Contrairement aux symphonies précédentes bercées malgré leur aigreur, par le chant idéal du Knaben Wunderhorn, la Sixième indique un déchirement : Mahler y peint un monde presque désenchanté, cruel et violent. Cette conscience nouvelle de la vie, de sa cruauté et sa froideur, il l’a déjà exprimé dans la texture de la Cinquième. La caisse claire marque le rythme haletant et syncopé de la marche initiale, une marche au supplice et une déclaration de guerre. Le déroulement de tant de catastrophes n’ouvrant sur aucun répit ni aucune vision réconfortante est d’autant plus forte, presque insoutenable. Le motif d’Alma, et celui des vaches renforcent l’humeur autobiographique de la partition qui conserve sa force réaliste et son dénuement poétique.

Le Scherzo est à la seul une évocation lugubre de la mort, moins dansante que convulsive. L’andante offre une pause dans un monde agité sans grâce. Et c’est encore l’évocation du monde pastoral, des oiseaux (flûtes et clarinettes) et des vaches, qui renforce toujours ce lien vital entre Mahler et l’élément naturel, sans lequel il ne pourrait vivre et composer, trouver le mode de vie transitoire, ce pacte régulateur, absorbant ses innombrables angoisses.

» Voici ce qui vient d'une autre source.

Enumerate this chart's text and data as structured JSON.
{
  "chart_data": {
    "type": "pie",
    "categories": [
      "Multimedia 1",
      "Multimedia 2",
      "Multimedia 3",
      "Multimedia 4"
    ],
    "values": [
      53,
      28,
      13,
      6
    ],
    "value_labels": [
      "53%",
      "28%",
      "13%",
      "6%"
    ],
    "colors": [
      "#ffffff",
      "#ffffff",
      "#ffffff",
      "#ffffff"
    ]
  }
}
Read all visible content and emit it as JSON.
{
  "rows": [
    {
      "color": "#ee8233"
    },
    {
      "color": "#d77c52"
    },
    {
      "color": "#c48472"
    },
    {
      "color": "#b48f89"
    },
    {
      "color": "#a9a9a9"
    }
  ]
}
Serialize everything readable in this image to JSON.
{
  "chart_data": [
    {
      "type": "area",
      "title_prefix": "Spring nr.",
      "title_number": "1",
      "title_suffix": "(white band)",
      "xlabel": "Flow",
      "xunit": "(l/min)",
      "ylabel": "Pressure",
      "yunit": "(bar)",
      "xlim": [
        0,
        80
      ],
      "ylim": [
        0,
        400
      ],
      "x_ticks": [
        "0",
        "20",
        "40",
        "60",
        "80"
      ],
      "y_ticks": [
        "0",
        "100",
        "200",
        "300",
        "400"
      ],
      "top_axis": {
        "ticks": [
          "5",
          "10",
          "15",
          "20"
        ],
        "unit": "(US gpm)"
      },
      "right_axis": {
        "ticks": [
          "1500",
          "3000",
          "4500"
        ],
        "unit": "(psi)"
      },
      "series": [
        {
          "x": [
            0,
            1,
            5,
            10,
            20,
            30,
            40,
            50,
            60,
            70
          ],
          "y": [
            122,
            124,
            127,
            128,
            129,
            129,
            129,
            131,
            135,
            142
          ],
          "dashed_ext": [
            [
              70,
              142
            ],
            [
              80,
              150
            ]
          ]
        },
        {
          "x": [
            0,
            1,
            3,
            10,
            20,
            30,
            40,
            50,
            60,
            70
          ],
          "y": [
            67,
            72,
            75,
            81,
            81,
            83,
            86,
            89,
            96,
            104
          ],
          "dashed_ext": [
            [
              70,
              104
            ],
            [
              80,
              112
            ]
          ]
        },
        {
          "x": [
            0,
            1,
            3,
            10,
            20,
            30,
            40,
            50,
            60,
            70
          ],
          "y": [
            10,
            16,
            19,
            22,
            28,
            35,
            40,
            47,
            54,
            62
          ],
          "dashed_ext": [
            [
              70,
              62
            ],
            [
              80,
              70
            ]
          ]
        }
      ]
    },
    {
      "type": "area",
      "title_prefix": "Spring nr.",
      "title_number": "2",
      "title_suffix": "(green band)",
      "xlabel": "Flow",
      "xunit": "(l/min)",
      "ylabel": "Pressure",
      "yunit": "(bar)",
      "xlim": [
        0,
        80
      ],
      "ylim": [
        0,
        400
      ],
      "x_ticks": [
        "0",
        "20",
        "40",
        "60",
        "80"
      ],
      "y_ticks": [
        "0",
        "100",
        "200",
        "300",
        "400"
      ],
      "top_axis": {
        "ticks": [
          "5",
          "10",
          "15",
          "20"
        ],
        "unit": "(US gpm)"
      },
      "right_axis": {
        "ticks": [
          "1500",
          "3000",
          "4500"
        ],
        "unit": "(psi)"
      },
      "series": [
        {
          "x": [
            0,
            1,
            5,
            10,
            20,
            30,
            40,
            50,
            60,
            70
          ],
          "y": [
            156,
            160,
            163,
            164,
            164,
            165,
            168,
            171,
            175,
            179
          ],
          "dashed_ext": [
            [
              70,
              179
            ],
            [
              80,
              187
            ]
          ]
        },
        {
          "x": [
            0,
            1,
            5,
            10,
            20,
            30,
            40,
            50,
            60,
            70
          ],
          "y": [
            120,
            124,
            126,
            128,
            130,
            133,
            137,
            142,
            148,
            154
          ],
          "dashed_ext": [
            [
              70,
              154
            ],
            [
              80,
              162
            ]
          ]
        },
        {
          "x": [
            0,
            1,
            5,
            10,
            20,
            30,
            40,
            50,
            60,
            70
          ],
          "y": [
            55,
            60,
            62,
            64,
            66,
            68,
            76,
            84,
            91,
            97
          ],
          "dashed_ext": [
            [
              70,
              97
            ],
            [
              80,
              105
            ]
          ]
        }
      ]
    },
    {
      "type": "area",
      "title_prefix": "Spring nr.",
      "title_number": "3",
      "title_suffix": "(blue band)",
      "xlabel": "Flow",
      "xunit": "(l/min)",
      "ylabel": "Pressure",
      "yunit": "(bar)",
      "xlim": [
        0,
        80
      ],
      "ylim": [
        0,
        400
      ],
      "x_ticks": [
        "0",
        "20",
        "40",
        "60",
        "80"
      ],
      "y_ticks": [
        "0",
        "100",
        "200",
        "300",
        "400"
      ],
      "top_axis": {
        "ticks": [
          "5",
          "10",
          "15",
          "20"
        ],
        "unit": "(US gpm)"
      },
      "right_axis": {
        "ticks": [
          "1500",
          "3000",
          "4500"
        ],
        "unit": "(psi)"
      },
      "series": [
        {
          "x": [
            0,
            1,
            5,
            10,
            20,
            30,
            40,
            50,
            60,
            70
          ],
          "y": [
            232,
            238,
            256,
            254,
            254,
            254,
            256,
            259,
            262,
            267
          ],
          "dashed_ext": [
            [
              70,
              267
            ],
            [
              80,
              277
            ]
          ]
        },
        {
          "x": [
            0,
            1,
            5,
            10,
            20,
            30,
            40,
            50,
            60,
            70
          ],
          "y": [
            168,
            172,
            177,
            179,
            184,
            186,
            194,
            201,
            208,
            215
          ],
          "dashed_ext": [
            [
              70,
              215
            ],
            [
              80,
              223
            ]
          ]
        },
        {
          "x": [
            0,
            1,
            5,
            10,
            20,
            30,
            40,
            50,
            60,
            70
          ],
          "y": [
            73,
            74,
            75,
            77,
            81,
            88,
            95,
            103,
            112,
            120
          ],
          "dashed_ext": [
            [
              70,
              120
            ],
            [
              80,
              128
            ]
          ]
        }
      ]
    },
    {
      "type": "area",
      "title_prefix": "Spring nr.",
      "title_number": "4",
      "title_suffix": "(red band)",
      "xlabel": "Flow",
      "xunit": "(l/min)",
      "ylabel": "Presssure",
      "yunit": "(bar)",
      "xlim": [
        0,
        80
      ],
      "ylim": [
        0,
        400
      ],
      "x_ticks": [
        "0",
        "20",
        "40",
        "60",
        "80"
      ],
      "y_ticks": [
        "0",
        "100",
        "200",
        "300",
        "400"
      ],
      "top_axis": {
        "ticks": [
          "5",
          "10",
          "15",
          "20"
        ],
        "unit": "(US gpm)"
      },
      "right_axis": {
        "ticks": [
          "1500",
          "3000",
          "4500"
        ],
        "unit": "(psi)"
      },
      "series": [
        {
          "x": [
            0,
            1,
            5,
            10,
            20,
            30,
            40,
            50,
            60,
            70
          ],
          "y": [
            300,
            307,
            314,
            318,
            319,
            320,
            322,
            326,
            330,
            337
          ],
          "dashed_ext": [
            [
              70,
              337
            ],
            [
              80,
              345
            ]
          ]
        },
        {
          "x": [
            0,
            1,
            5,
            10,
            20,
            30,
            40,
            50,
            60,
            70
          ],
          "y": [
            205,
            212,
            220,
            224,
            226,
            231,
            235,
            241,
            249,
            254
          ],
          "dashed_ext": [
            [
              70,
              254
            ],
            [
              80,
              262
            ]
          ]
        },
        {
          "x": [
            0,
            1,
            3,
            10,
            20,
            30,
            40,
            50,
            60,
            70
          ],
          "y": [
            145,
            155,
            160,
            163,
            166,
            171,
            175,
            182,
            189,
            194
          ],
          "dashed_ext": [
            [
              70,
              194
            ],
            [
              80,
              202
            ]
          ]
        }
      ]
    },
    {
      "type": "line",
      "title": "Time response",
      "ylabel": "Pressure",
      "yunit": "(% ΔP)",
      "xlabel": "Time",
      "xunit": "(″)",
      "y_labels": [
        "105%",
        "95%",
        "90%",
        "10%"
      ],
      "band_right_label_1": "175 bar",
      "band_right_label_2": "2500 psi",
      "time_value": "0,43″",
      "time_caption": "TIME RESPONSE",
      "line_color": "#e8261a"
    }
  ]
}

Dans le Finale, la peinture s’obscurcit encore et les perspectives sont bouchées. Sans issue, muré dans son errance, Mahler fait l’expérience du chaos et de l’effondrement. Il fallait qu’il explore les Ténèbres dans son âme pour mieux s’ouvrir dans les Huitième puis Neuvième, aux champs élyséens en un chant de paix pleinement atteint. Mais cet accomplissement devait encore passer par des traversées fondatrices, celle de la  Septième symphonie, aussi personnelle et dans laquelle le héros est le spectateur et l’observateur, -ni acteur, ni victime-, qui a pris le recul face aux forces insondables qui façonnent l’univers.

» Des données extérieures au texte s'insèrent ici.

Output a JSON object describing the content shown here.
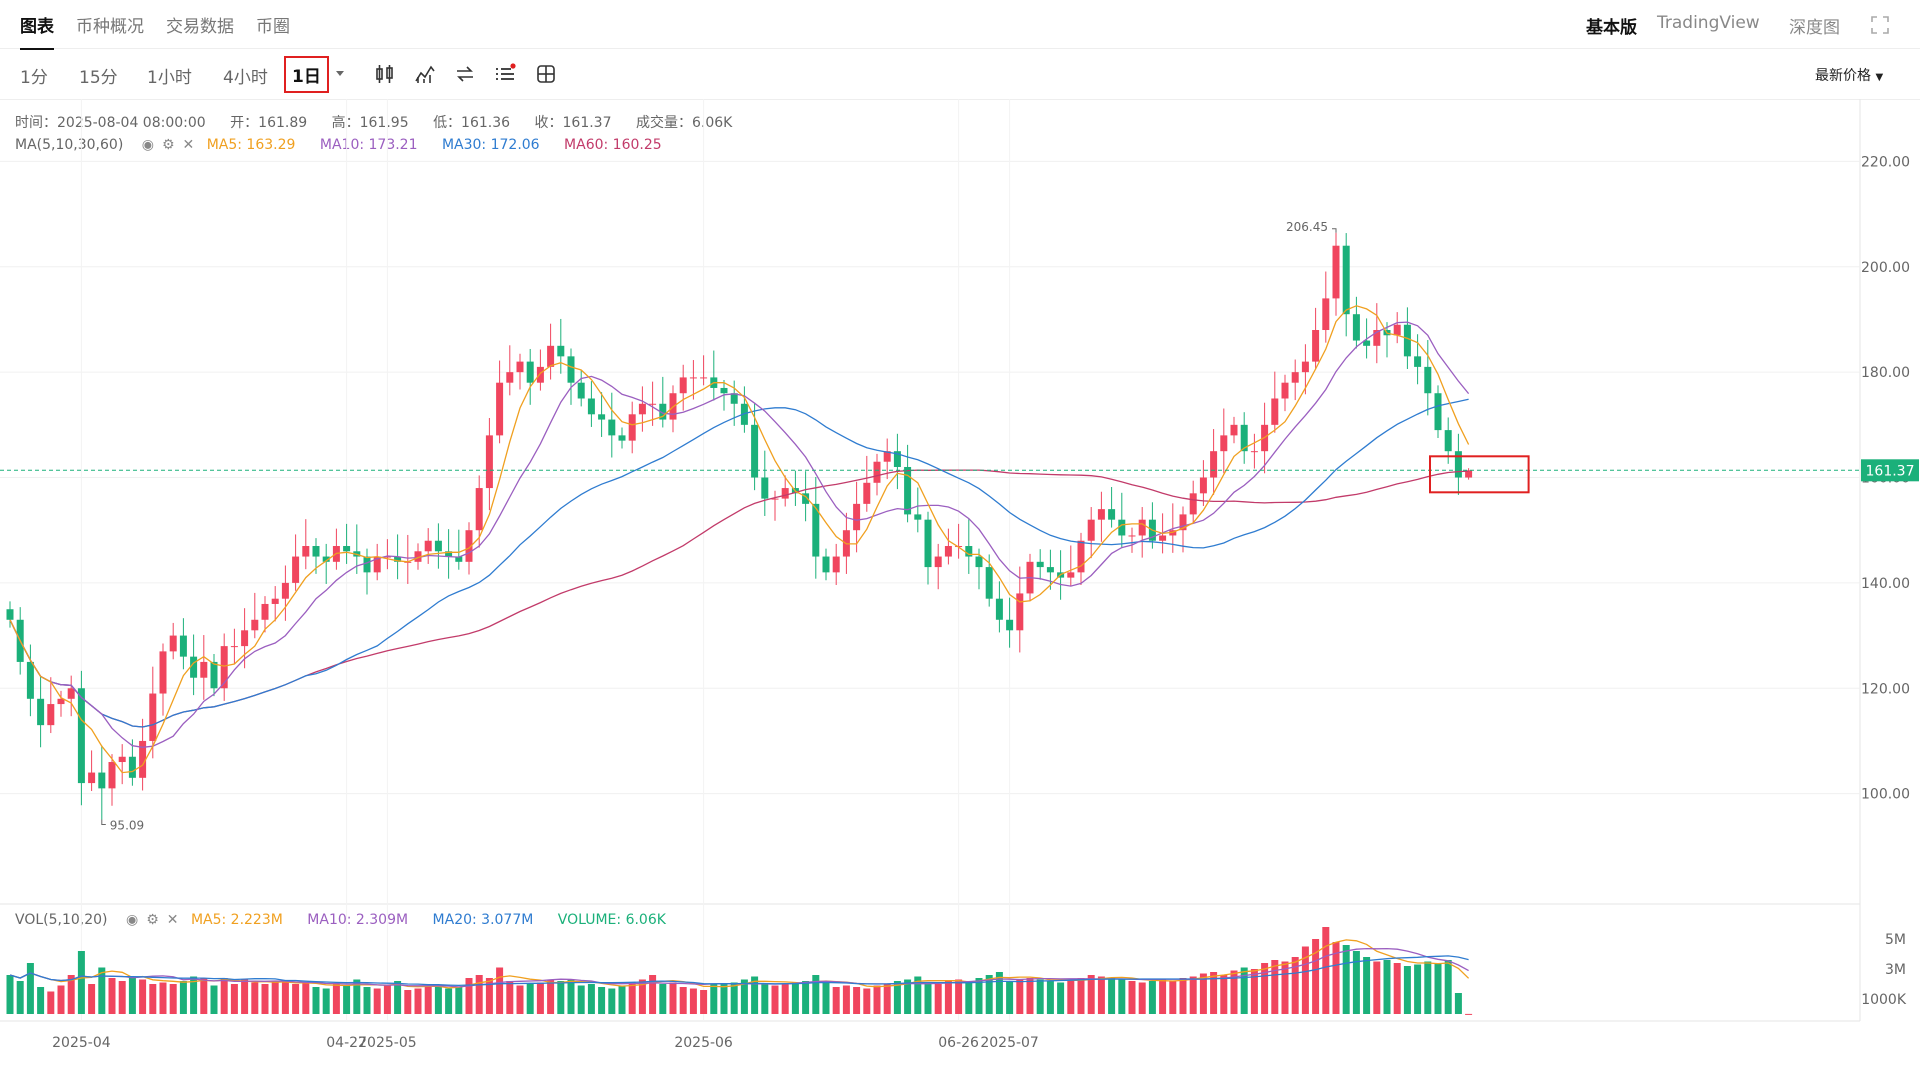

kubelikKubelik, fidèle à sa Troisième (enregistrée à Munich, en 1967, dans la même salle et en public), engage toutes les ressources expressives de son orchestre. La profonde unité de la lecture restitue au cycle des quatre mouvements un climat de panique et de force barbare, inconstestablement prenant, qui évite et la démonstration et le pathos. Cette élégance qui distingue sa baguette donne même dans les replis les plus sombres et les plus sarcastiques, une nervosité captivante. Un sens de la formule, une compréhension synthétique et poétique de la texture musicale. Disposant d’un orchestre de premier plan, la dramaturgie du cœur dont parle Alma se déverse en flots de plus en plus écumants. On reste encore ici frappé par la noble puissance des cuivres, leur somptuosité de couleurs, y compris l’important arsenal des percussions, imaginé par Mahler – célesta, xylophone, et ce fameux marteau aux coups sourds-. Et que dire de la tenue des cordes, dont l’éclat amer semble recueillir toute les tristesses terrrestres?
Kubelik n’est jamais terre-à-terre : il réorganise, restructure, ingère la matière symphonique, pour en déployer les sublimes perspectives musicales, même si  le cycle dont il est question dans le Sixième s’achève, – a contrario de la Cinquième par exemple, au chant triomphal final plus équivoque-, sur un sentiment d’échec, aussi insurmontable qu’il est manifeste.